The presence of students on University related-business in Israel is relatively new. Until recently, there were few to no programs there at all due to a now-former policy that restricted programs in areas with State Department travel warnings such as Israel. Holloway said the growth of study abroad there has been prompted by several reasons, most notably an international push at the University in recent years.
“There’s a lot of intellectual capital in Israel,” Holloway said. “As the University has increasingly internationalized both in its scholarship research and education abroad opportunities, it’s made a lot of sense to reach out and take advantage of the opportunities that our students and faculty have to learn from Israel, and their counterparts and colleagues in Israel have to learn from us.”

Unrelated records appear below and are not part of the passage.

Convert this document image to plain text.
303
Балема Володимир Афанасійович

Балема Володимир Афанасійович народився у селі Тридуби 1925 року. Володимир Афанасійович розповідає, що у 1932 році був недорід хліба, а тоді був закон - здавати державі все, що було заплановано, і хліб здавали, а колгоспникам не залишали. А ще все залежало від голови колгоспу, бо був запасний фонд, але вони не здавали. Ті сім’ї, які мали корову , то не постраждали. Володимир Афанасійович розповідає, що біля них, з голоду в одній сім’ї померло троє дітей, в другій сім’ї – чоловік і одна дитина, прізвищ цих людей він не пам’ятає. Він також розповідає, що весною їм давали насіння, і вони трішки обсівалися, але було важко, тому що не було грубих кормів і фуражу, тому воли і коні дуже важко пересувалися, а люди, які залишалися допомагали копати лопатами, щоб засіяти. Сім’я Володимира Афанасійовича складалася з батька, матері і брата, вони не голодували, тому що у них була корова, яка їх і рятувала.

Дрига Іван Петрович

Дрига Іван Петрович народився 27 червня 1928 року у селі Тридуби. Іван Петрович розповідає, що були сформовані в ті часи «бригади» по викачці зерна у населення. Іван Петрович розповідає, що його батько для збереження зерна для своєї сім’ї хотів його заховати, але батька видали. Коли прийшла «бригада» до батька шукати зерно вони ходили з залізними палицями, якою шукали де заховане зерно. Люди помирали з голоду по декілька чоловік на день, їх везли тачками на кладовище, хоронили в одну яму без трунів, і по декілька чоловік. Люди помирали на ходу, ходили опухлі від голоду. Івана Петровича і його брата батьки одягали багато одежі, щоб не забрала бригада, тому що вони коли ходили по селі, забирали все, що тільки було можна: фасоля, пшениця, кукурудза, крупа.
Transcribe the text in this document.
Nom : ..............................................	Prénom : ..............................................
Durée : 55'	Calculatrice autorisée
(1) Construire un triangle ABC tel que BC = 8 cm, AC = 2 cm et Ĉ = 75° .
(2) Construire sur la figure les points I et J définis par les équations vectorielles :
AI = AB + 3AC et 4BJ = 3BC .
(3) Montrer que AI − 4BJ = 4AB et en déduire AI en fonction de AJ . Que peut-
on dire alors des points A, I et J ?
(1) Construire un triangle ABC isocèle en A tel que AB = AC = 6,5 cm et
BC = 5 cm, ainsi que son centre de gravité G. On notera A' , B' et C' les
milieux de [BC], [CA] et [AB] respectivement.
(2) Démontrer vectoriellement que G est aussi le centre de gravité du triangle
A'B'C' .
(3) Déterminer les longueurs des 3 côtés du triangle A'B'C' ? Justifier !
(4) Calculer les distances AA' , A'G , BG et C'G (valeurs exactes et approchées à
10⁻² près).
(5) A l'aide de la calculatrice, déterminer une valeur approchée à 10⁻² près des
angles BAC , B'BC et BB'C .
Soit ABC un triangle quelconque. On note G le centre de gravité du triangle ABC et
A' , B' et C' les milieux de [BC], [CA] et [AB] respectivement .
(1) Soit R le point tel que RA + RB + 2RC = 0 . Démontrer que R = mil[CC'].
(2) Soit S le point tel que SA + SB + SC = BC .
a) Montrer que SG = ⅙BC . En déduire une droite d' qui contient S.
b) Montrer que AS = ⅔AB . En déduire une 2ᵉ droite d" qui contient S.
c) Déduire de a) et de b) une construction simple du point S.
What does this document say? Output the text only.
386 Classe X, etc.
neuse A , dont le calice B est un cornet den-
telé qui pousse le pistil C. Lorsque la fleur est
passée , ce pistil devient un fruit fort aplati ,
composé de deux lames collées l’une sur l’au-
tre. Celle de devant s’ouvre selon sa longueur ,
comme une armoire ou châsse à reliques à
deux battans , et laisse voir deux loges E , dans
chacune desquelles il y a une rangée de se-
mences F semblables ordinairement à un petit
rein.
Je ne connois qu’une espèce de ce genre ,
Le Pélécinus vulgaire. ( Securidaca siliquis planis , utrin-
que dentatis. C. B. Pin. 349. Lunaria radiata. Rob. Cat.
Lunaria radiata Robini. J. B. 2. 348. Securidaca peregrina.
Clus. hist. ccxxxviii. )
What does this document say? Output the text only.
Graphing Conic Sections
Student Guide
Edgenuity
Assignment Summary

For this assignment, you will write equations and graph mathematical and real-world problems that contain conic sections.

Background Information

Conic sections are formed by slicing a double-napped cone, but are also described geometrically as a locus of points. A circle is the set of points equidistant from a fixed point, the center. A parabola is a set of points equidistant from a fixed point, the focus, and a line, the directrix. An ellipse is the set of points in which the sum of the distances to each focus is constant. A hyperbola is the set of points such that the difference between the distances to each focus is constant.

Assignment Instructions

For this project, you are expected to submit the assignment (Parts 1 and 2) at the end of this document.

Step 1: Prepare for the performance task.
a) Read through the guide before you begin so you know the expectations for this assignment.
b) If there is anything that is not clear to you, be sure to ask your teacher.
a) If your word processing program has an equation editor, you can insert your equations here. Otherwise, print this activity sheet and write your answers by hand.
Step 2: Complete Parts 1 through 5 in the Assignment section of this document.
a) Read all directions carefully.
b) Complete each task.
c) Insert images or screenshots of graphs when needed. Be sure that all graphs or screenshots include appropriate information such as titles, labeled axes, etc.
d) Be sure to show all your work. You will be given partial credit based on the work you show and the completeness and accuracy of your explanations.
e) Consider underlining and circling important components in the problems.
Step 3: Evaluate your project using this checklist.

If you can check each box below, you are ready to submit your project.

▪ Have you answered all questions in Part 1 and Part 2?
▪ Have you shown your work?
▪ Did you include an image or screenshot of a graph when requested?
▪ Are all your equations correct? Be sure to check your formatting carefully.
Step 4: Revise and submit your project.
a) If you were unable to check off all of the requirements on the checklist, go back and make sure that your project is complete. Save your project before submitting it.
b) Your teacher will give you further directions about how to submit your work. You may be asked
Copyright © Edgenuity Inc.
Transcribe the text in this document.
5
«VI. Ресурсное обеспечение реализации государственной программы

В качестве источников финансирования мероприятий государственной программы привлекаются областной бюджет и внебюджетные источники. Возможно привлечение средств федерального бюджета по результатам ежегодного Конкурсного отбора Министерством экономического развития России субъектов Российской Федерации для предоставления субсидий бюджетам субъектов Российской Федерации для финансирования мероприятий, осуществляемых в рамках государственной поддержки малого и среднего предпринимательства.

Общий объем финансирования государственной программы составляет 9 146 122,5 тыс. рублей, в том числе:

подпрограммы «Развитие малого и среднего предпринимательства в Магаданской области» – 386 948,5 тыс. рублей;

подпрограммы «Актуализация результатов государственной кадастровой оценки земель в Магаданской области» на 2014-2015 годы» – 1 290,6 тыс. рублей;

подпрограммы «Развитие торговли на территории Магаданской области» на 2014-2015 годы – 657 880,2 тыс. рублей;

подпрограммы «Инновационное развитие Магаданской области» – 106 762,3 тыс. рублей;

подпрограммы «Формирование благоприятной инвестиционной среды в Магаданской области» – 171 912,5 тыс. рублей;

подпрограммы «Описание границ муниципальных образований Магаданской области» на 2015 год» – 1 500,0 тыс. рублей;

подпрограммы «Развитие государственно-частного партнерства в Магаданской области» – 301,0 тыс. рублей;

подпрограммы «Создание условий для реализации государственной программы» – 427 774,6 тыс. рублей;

University alum Tyler Mesman, one of four students awarded a Bonderman Fellowship through the University after graduating this May, which provides funding for students to travel internationally for eight months, had initially planned to start his travels in Israel later this month but changed his plans following the July 22 decision. He said after discussion with his advisor, changing his plans seemed like the best choice.
“I’m really disappointed, I really wanted to go to Israel,” Mesman said. “But my family was worried about me, my friends were worried about me, my advisor was obviously worried about me, so maybe perhaps when everything dies down again, I’ll get there eventually.”
Holloway said because there are no undergraduate programs planned for Israel for the fall, there’s not necessarily an immediate need to levy further restrictions. Rather, the University plans to continue to monitor the situation. The restrictions for graduate students as opposed to undergraduate students in the University’s travel policies can be slightly different for situations like this — per University approval of a safety travel plan, they may be able to travel to the area.
“It’s a very fluid situation right now; we’re extremely hopeful that the ongoing ceasefire will continue and that things will stabilize so we can see less hostilities in the area,” Holloway said. “That’s what we hope to see happen over the next few weeks, and I think that would make it possible for us to encourage students again to engage in the opportunities that Israel and the Palestinian territories can offer.”
Holloway added that the decision did not include Gaza because there were no students in the area, but said it was at similar levels of warning for the University.
Several other universities have also recently evacuated students from Israel, including Michigan State University and George Mason University.
Daily Staff Reporter Emma Kerr contributed to this report.